In the Governor’s house, Mrs. Phipps sat her busy husband down, and she insisted he listen to a tale told by a so-called witch and now a reported fugitive and outlaw, a man named Jeremiah Wakely alias Silas Smithington.

“How ever does my lady come by these accounts from this rogue Wakely?” demanded William Phipps, pacing their bedroom.

Elizabeth Phipps sat at her mirror, brushing out her long, golden hair. “By a party who came to me while you were fighting Indians in the territories. A reliable source.”

“That Samuel Parris has played us all for fools, the entire General Court? The Salem judges, Corwin and Hathorne? That Parris’ true intent was land holdings and the court seized on the idea along with vote gathering?”

“You know something of the man I speak of,” she calmly replied and resumed brushing. “A man who has done work for you through Increase Mather, secretive work.”

“Jeremiah Wakely? Who has come under suspicion himself? Who has married into one of the witch families down there?”

She wheeled on him and angrily shouted, “Yes, the same as was sent by Increase Mather into Salem, just before all of this witch hunt business began, yes—orders stemming from you, Mister Phipps.”

“One and the same, yes.” He avoided her eyes.

“Increase, your trusted friend, he spoke highly of this Wakely as I recall.”

“He did indeed. Trusted his judgment.”

“As you did, and yet you take the reports of others against him as fact?”

“He is accused of breaking prisoners out of the Salem jailhouse!”

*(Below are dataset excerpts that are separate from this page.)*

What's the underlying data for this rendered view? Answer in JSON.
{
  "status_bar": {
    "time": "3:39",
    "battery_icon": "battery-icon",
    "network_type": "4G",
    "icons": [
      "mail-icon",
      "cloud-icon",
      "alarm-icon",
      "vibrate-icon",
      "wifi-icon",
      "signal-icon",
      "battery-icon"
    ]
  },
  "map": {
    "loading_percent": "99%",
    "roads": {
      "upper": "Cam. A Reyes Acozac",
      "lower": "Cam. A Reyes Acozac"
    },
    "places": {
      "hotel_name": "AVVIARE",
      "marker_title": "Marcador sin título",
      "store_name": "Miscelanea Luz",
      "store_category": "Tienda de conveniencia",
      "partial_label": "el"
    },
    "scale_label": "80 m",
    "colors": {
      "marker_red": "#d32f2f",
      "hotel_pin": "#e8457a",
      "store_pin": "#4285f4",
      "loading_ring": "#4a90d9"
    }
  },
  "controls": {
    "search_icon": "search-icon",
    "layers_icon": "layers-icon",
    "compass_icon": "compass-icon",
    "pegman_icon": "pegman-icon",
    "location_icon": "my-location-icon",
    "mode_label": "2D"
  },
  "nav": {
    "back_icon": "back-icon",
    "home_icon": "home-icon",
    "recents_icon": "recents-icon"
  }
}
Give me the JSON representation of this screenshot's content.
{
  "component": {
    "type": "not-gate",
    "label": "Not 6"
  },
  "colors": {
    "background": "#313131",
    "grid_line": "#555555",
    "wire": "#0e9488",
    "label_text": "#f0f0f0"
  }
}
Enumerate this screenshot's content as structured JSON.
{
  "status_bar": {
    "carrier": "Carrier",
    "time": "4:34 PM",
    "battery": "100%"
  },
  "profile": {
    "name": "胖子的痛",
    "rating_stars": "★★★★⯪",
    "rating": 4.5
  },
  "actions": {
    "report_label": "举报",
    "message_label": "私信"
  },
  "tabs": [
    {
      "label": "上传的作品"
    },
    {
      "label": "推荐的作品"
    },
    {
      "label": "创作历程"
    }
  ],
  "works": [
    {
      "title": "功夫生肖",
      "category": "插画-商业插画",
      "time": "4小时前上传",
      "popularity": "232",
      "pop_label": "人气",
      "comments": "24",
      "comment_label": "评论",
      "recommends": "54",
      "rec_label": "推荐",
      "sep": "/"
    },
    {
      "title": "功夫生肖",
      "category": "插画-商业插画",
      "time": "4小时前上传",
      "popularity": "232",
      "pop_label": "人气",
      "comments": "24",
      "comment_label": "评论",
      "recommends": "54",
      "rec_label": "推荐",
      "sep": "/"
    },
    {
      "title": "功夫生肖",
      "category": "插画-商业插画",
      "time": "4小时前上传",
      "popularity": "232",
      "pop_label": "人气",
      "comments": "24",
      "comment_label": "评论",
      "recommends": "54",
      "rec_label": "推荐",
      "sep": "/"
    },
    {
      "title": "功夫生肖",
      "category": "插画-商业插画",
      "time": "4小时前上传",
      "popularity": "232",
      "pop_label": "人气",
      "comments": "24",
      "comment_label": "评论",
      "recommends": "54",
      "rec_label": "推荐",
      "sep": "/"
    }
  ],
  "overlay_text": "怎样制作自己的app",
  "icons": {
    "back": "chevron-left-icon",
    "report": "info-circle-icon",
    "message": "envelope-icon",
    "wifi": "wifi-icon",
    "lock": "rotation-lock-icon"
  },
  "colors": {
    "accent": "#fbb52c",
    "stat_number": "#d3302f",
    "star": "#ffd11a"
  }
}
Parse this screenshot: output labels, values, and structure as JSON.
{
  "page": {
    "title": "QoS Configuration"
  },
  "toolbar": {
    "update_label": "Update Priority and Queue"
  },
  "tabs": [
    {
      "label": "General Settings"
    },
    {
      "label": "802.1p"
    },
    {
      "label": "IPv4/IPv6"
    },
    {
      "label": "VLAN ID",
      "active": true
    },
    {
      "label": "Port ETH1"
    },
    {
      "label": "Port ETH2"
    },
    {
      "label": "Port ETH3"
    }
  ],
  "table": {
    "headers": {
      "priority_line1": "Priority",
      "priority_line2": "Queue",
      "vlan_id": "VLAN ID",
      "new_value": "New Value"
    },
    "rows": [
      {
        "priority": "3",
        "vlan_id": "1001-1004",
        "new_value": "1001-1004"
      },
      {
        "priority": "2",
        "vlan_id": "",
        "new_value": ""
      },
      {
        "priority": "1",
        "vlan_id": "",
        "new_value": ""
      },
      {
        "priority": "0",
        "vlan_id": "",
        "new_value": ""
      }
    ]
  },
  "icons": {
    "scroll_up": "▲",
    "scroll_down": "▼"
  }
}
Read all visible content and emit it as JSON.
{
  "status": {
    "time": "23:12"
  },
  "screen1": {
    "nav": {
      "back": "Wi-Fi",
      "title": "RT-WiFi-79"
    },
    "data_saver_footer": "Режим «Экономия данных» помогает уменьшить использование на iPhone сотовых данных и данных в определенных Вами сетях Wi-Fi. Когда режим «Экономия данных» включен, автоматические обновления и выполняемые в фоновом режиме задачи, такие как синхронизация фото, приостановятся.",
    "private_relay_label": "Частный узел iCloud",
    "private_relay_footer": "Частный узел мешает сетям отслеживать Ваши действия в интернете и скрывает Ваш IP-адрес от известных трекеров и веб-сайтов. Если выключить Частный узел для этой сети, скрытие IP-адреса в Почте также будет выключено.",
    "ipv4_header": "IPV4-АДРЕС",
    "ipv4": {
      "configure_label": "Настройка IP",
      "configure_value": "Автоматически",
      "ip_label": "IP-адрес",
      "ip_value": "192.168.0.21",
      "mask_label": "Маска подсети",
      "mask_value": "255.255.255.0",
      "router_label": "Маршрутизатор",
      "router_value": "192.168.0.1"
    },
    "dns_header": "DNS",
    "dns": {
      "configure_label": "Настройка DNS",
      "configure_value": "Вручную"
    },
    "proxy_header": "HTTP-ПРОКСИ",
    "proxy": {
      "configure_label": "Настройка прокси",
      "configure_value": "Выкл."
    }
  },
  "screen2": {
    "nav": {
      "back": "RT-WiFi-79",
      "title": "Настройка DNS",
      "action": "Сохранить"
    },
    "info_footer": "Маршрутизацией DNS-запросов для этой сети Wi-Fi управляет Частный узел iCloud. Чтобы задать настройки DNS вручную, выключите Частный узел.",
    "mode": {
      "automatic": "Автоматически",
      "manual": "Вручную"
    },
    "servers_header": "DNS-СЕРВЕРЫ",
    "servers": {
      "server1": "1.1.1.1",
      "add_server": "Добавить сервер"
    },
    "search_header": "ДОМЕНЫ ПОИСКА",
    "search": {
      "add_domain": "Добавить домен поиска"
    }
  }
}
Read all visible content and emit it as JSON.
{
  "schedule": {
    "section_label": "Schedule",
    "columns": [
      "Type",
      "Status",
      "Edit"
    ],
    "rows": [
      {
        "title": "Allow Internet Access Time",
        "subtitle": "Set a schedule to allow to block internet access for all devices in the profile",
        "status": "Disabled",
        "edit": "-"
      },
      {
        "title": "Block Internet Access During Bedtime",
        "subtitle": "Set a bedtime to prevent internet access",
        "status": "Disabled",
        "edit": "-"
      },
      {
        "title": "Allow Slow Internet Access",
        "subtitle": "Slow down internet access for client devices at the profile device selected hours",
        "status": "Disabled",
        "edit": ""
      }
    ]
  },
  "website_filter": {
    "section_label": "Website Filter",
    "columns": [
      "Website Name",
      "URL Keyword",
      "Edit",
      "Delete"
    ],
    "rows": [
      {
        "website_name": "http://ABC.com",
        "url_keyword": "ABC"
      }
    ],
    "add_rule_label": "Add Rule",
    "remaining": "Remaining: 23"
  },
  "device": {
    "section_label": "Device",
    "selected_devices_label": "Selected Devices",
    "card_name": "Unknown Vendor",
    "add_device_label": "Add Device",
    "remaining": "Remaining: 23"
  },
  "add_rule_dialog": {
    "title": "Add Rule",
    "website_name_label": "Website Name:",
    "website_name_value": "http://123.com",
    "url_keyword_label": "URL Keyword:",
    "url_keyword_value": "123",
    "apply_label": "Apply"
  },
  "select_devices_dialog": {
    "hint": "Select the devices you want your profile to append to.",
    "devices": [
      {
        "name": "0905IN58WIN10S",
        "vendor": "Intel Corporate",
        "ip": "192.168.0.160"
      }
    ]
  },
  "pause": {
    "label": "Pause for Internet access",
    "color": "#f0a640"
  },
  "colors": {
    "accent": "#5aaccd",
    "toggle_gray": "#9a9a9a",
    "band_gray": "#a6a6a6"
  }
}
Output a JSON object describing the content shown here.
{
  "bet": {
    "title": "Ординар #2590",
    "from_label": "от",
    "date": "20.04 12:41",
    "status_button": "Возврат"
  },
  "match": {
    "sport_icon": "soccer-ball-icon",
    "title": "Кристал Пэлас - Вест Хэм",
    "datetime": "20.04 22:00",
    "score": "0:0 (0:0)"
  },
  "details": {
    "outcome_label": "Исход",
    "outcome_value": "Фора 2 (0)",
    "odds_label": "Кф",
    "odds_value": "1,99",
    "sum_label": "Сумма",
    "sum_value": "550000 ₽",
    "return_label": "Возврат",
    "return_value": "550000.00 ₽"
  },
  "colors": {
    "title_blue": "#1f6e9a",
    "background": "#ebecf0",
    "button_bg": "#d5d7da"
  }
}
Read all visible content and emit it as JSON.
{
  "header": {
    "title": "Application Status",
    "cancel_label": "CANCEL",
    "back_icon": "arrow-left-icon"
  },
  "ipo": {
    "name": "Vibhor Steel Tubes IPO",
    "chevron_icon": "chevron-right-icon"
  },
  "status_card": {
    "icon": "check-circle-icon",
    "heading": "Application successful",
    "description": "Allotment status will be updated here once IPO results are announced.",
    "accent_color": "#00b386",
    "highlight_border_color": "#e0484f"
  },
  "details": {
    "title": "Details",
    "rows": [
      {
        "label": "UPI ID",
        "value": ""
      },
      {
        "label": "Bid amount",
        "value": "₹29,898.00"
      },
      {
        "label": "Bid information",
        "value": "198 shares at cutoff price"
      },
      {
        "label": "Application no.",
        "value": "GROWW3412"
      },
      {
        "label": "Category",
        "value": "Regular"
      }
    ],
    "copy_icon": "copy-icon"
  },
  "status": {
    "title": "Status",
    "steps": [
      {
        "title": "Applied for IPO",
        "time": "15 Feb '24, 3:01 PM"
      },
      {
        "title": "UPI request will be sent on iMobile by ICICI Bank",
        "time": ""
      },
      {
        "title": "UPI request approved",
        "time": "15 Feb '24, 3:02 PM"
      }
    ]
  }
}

“And when they come to lock me away in the jailhouse here, William? Will you break me free? What I hear is that Mr. Wakely took back what was his, and it’s rather romantic, his facing a loss of everything—his reputation, his very future, his life for his love.”

Sir William Phipps did not miss the innuendo. “I’d do the same for you, Lizbeth! You know I’d give up everything here—” he swept a hand through the air—“to keep you safe.”

“Wakely told me a horror tale about a child aborted in Barbados by a Dr. Caball, a man I have heard my father speak of—a miscreant who has no education and is no doctor at all but a butcher whose services go to anyone with coin.”